The only prop in this production was a hanging brass lamp. It was effectively used to interrogate Christ, but also served to bathe his face in a dazzling chiaroscuro glow. He was bound with his hands behind his back, blindfolded and on his knees while questioned by Pilate. At one point, Christ collapsed as an angry chorus, faces distorted by hatred, cry out ‘kreuzige’ (‘crucify’). These are not the easiest positions from which to sing, yet Williams’s versatile baritone ably projected Christ’s human vulnerability and his unassailable divinity, even his final whispered ‘Es ist vollbracht’ (‘It is finished’).
Georg Nigl (replacing Christian Gerhaher) gave us a dark-suited and strikingly contemporary Pilate, a kindly yet weak political placeman, whose question to Jesus ‘was ist Wahrheit’? (‘what is truth?’) sought to abrogate moral responsibility for his actions which, in the current climate, is all too familiar.

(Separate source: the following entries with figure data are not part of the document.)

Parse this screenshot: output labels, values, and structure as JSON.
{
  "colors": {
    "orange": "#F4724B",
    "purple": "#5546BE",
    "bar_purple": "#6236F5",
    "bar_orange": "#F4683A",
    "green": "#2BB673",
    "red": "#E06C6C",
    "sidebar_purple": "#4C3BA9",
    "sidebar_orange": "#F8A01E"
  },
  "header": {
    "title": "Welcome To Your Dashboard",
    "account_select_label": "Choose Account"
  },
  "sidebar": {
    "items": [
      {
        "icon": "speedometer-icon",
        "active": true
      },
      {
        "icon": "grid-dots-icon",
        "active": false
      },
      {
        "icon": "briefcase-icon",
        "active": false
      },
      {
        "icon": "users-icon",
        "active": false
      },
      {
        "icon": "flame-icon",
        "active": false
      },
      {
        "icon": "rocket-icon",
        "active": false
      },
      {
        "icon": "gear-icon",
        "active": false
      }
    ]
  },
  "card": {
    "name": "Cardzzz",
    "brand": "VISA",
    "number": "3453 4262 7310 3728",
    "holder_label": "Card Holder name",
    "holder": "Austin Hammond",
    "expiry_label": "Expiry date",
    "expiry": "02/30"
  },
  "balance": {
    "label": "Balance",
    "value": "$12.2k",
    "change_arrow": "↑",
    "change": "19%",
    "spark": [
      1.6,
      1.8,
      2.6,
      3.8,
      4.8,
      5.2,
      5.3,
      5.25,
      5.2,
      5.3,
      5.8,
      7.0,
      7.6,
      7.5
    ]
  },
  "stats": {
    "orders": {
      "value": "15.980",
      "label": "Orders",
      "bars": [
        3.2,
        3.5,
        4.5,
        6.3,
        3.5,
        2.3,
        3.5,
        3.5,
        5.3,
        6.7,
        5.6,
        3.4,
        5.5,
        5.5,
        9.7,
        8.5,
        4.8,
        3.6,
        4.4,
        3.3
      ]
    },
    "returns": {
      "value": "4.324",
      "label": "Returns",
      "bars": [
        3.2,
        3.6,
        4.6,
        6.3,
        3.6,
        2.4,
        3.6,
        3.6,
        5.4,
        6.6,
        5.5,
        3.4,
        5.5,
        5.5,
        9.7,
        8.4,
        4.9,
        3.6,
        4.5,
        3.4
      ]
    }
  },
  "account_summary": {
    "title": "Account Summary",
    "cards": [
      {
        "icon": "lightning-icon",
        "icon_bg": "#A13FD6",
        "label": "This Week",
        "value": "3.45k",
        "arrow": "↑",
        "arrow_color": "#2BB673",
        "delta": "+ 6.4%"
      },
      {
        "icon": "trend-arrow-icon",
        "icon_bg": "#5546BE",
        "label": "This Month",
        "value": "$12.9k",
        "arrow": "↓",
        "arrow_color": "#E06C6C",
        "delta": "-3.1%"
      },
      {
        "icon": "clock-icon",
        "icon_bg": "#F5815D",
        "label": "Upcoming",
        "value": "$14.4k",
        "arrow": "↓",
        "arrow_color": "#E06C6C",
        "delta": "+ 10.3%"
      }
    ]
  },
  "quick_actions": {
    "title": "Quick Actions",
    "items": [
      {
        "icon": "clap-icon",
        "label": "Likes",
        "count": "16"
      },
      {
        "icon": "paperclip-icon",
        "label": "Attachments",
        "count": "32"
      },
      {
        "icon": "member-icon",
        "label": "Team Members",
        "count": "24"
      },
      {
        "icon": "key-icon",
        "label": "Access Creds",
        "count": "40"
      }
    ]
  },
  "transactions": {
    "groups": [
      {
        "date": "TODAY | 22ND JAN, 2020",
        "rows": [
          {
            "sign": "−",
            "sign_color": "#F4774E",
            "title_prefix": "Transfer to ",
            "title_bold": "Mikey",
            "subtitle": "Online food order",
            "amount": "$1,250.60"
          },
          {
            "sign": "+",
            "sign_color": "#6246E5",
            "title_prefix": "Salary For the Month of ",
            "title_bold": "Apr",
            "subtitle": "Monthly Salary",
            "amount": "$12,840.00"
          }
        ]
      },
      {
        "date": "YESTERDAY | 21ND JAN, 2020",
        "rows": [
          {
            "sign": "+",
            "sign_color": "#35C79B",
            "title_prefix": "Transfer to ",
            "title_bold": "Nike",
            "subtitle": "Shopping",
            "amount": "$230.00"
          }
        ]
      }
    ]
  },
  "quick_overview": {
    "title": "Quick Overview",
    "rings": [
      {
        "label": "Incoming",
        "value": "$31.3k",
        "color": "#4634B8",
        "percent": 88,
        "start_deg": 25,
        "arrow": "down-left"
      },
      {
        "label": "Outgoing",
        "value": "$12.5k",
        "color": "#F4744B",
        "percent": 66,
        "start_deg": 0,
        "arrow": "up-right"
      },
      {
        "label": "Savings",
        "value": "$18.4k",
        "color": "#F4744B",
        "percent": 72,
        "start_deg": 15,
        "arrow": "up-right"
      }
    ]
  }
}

The singers in supporting roles were all of the highest quality. Tenor Andrew Staples sang throughout with brilliant intensity, ferociously spitting out the jagged rhythms of ‘Ach, mein Sinn’ (‘Oh my soul’). Christine Rice, a rich soft-grained mezzo-soprano, provided the only flash of colour in a scarlet gown, and poured out her grief-stricken arias over Christ’s crucified body as if her heart was truly broken, while soprano Camilla Tilling’s more restrained grief was conveyed with rare purity.
Presiding over, or rather, participating within this heavenly ensemble of musicians and singers was Sir Simon Rattle. Moving inconspicuously between his rostrum and the singers, he gently drew out and wove together the manifold threads of Bach’s rich tapestry, thereby helping to retell a familiar story with power and passion.